It was a stylish, if not sparkling, "Don Pasquale" the Metropolitan Opera presented at Wolf Trap last night. A cast of familiar figures offered experience and polish rather than bravura.
This production was a new one, unveiled in December as a parting vehicle for Beverly Sills. The time of the opera has been shifted from the 1840s of Donizetti's directions and the Met's three previous productions to the early 1900s. The stage has been made smaller by a pair of golden lacework frames that create an intimate space wherein the story unfolds. Roses and butterflies and various rococo decorations abound, giving the set the look of an old-fashioned greeting card. The frames formed a charming, if busy, setting, except in the last scene, when they distracted from the effect of the muted evening colors.
Recreating their roles in the new production were Nicolai Gedda as Ernesto and the Swedish beritone Hakan Hagegard, who made his debut at the Met in the role of Dr. Malatesta.
Gedda was in elegant form, both vocally and dramatically. For whatever his voice may have lacked in sensuousness he more than compensated by the sensitivity of his singing. It was pure pleasure to hear the subtletly with which he shaped phrase after phrase. His characterization of Ernesto, who spends much of his time moping and moving about the periphery of events, was exceptionally thorough.
Hagegard brought an impeccable sense of timing to both his singing and his acting. A handsome young man, he knows how to use his pleasing, if not large, voice, with intelligence and flair.
Roberta Peters was a spirited Norgina, imaginatively using a variety of timbres to reflect shifting moods. Despite some problems in the upper registers, she handled most of the coloratura passages with exceptional musicality. If there was not the effortless agility of the past, there were, nonetheless, some beautifully expressive melodic lines.

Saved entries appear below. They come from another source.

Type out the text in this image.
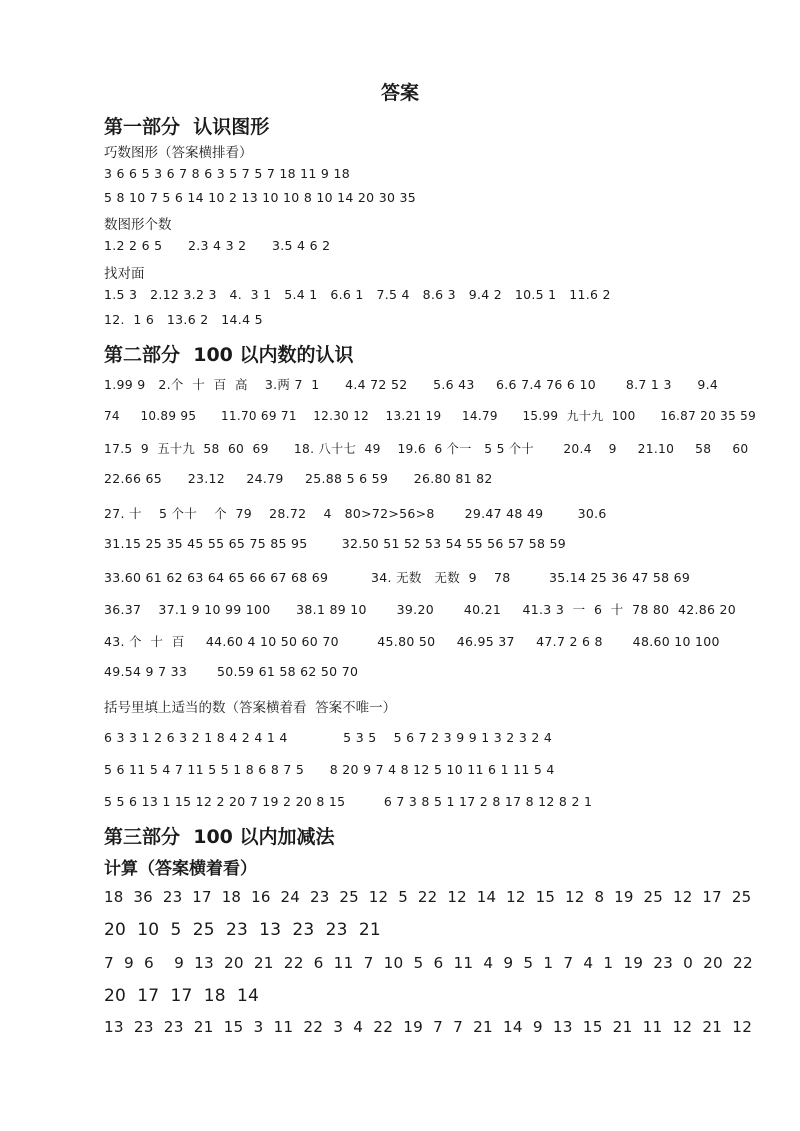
答案
第一部分  认识图形
巧数图形（答案横排看）
3 6 6 5 3 6 7 8 6 3 5 7 5 7 18 11 9 18
5 8 10 7 5 6 14 10 2 13 10 10 8 10 14 20 30 35
数图形个数
1.2 2 6 5      2.3 4 3 2      3.5 4 6 2
找对面
1.5 3   2.12 3.2 3   4.  3 1   5.4 1   6.6 1   7.5 4   8.6 3   9.4 2   10.5 1   11.6 2
12.  1 6   13.6 2   14.4 5
第二部分  100 以内数的认识
1.99 9   2.个  十  百  高    3.两 7  1      4.4 72 52      5.6 43     6.6 7.4 76 6 10       8.7 1 3      9.4
74     10.89 95      11.70 69 71    12.30 12    13.21 19     14.79      15.99  九十九  100      16.87 20 35 59
17.5  9  五十九  58  60  69      18. 八十七  49    19.6  6 个一   5 5 个十       20.4    9     21.10     58     60
22.66 65      23.12     24.79     25.88 5 6 59      26.80 81 82
27. 十    5 个十    个  79    28.72    4   80>72>56>8       29.47 48 49        30.6
31.15 25 35 45 55 65 75 85 95        32.50 51 52 53 54 55 56 57 58 59
33.60 61 62 63 64 65 66 67 68 69          34. 无数   无数  9    78         35.14 25 36 47 58 69
36.37    37.1 9 10 99 100      38.1 89 10       39.20       40.21     41.3 3  一  6  十  78 80  42.86 20
43. 个  十  百     44.60 4 10 50 60 70         45.80 50     46.95 37     47.7 2 6 8       48.60 10 100
49.54 9 7 33       50.59 61 58 62 50 70
括号里填上适当的数（答案横着看  答案不唯一）
6 3 3 1 2 6 3 2 1 8 4 2 4 1 4             5 3 5    5 6 7 2 3 9 9 1 3 2 3 2 4
5 6 11 5 4 7 11 5 5 1 8 6 8 7 5      8 20 9 7 4 8 12 5 10 11 6 1 11 5 4
5 5 6 13 1 15 12 2 20 7 19 2 20 8 15         6 7 3 8 5 1 17 2 8 17 8 12 8 2 1
第三部分  100 以内加减法
计算（答案横着看）
18  36  23  17  18  16  24  23  25  12  5  22  12  14  12  15  12  8  19  25  12  17  25
20  10  5  25  23  13  23  23  21
7  9  6    9  13  20  21  22  6  11  7  10  5  6  11  4  9  5  1  7  4  1  19  23  0  20  22
20  17  17  18  14
13  23  23  21  15  3  11  22  3  4  22  19  7  7  21  14  9  13  15  21  11  12  21  12
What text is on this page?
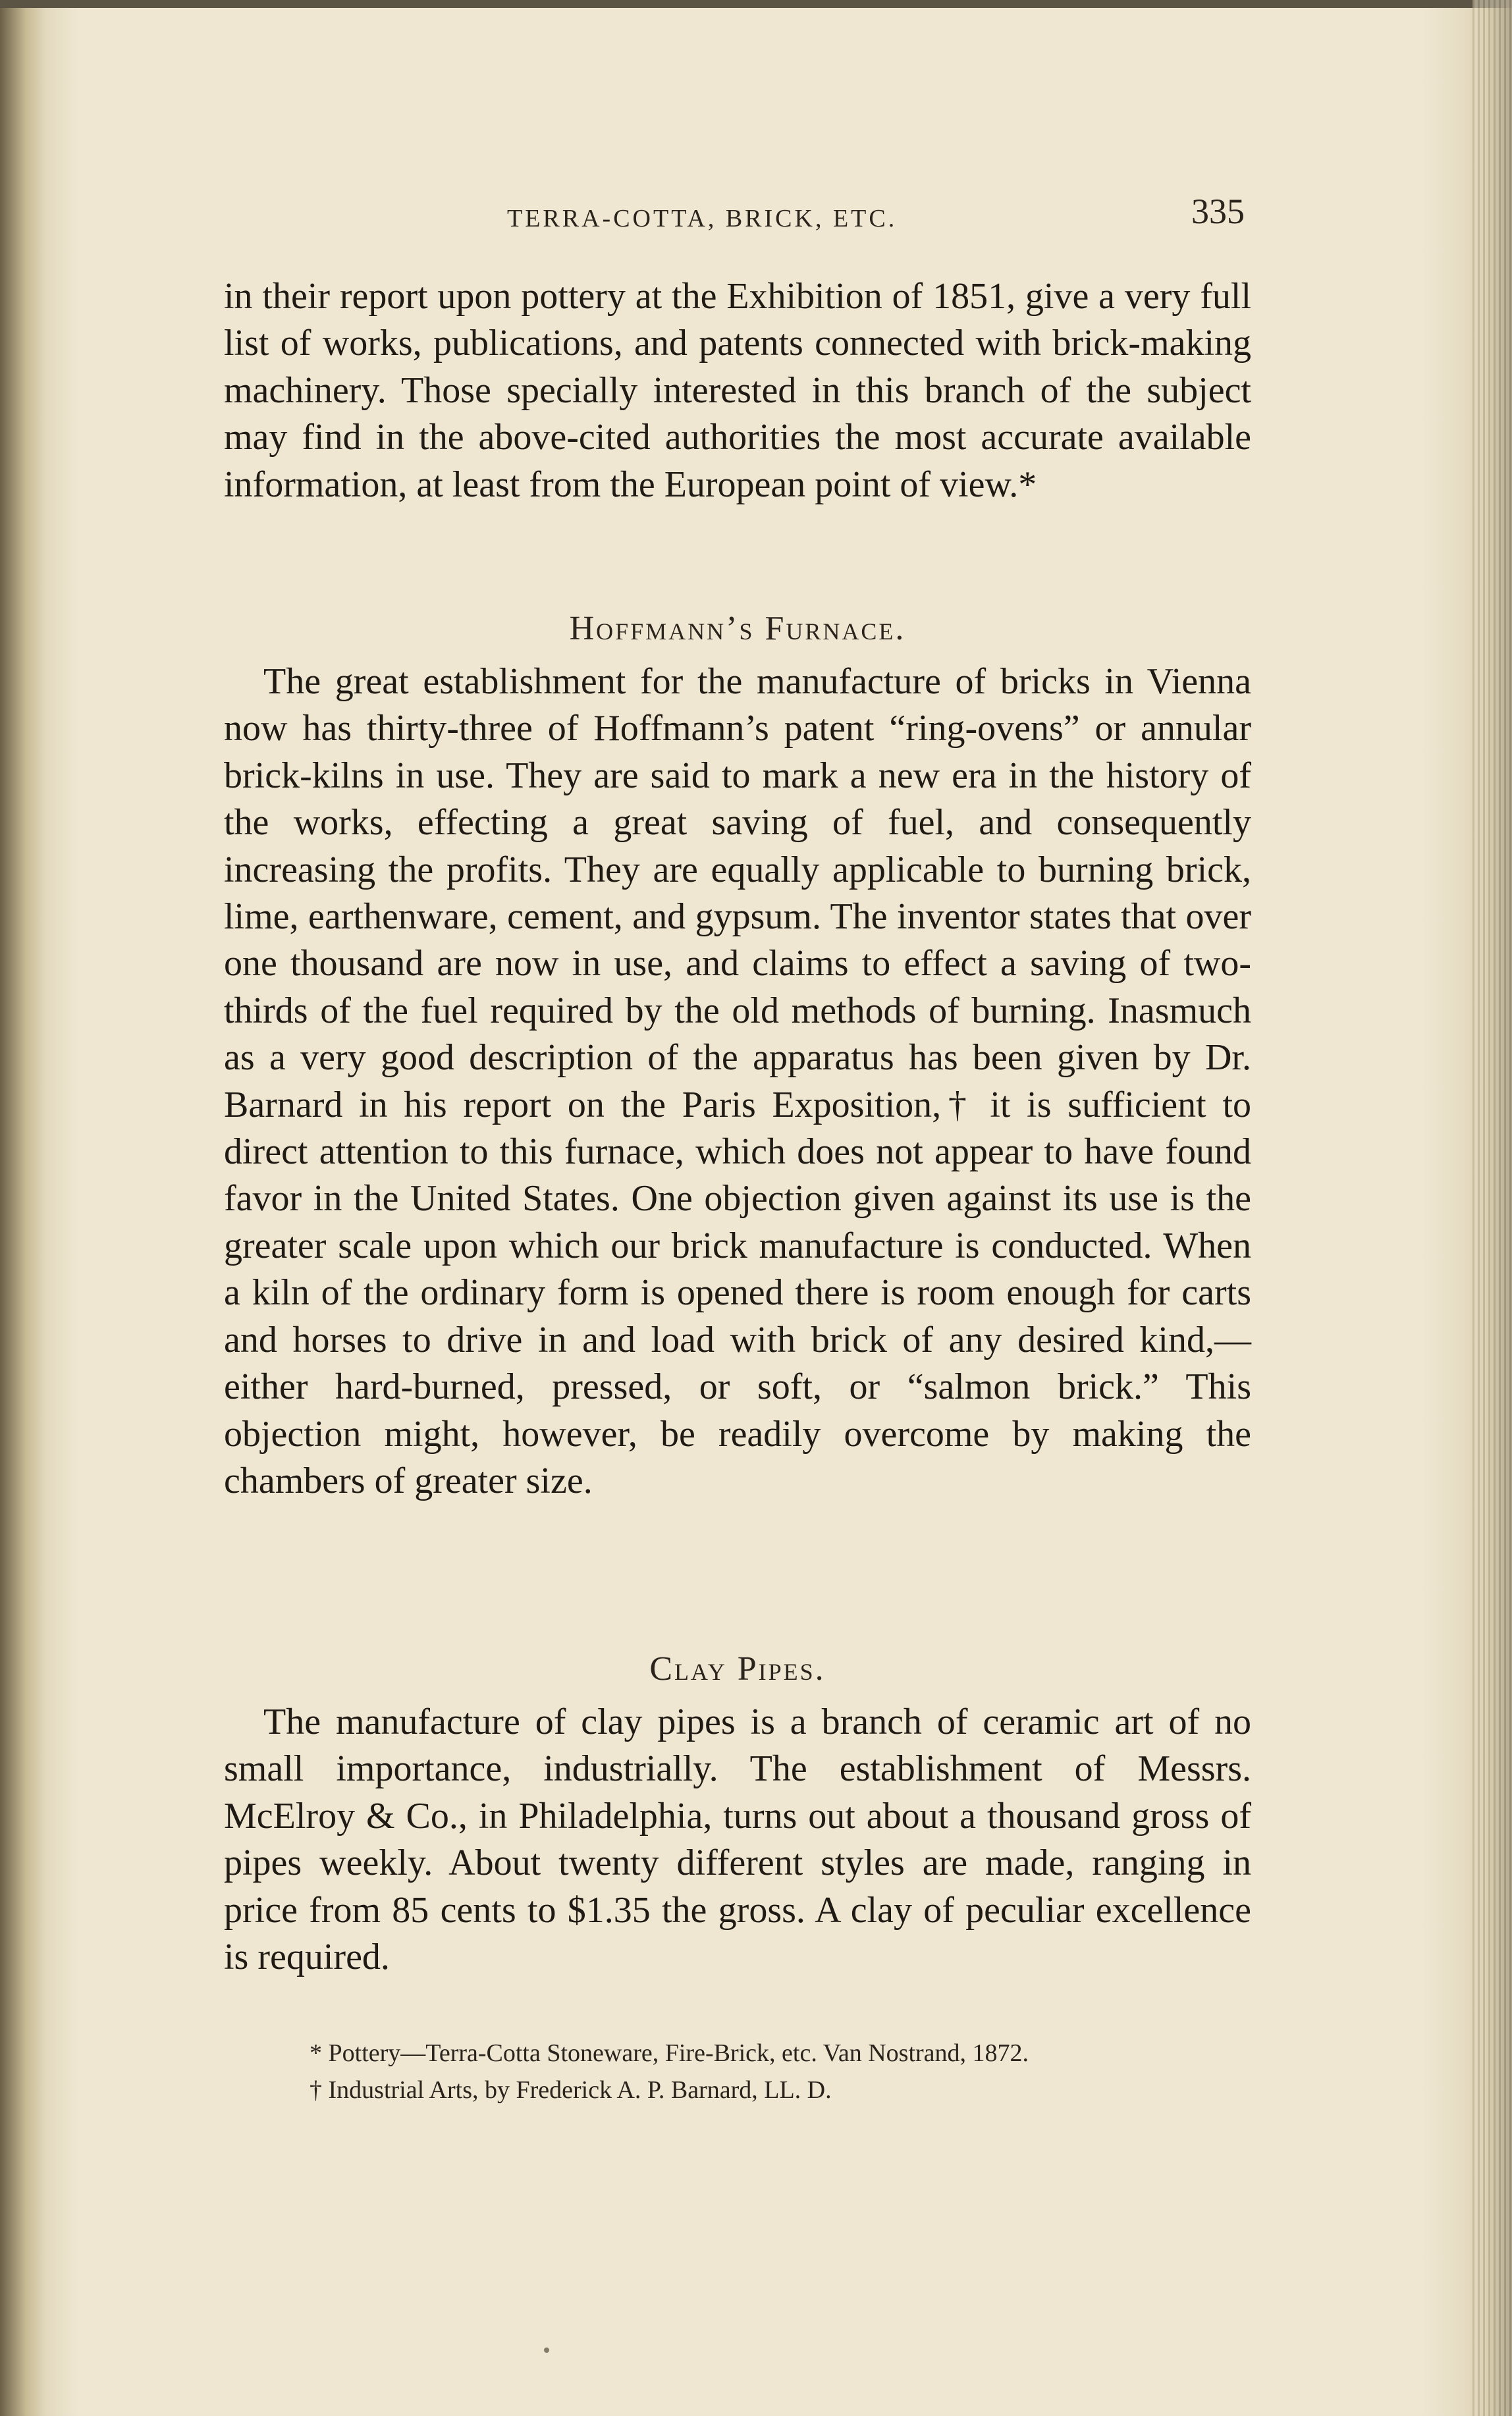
TERRA-COTTA, BRICK, ETC.	335

in their report upon pottery at the Exhibition of 1851, give a very full list of works, publications, and patents connected with brick-making machinery. Those specially interested in this branch of the subject may find in the above-cited authorities the most accurate available information, at least from the European point of view.*

Hoffmann’s Furnace.

The great establishment for the manufacture of bricks in Vienna now has thirty-three of Hoffmann’s patent “ring-ovens” or annular brick-kilns in use. They are said to mark a new era in the history of the works, effecting a great saving of fuel, and consequently increasing the profits. They are equally applicable to burning brick, lime, earthenware, cement, and gypsum. The inventor states that over one thousand are now in use, and claims to effect a saving of two-thirds of the fuel required by the old methods of burning. Inasmuch as a very good description of the apparatus has been given by Dr. Barnard in his report on the Paris Exposition,† it is sufficient to direct attention to this furnace, which does not appear to have found favor in the United States. One objection given against its use is the greater scale upon which our brick manufacture is conducted. When a kiln of the ordinary form is opened there is room enough for carts and horses to drive in and load with brick of any desired kind,—either hard-burned, pressed, or soft, or “salmon brick.” This objection might, however, be readily overcome by making the chambers of greater size.

Clay Pipes.

The manufacture of clay pipes is a branch of ceramic art of no small importance, industrially. The establishment of Messrs. McElroy & Co., in Philadelphia, turns out about a thousand gross of pipes weekly. About twenty different styles are made, ranging in price from 85 cents to $1.35 the gross. A clay of peculiar excellence is required.

* Pottery—Terra-Cotta Stoneware, Fire-Brick, etc. Van Nostrand, 1872.
† Industrial Arts, by Frederick A. P. Barnard, LL. D.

Italo Tajo's Don Pasquale was a masterpiece of acting. Rather than portraying the traditional fat buffoon, Tajo created a touching portrait of an aging aristocrat making a fool of himself although not himself a fool. He used his limited vocal resources with consummate skill, but all too often the results were closer to speaking than singing, a factor that reduced the musical effervescence considerably.
Nicola Rescigno, who made his conducting debut at the Met with the new Don Pasquale production, directed the orchestra with precision and good taste, although without notable excitement.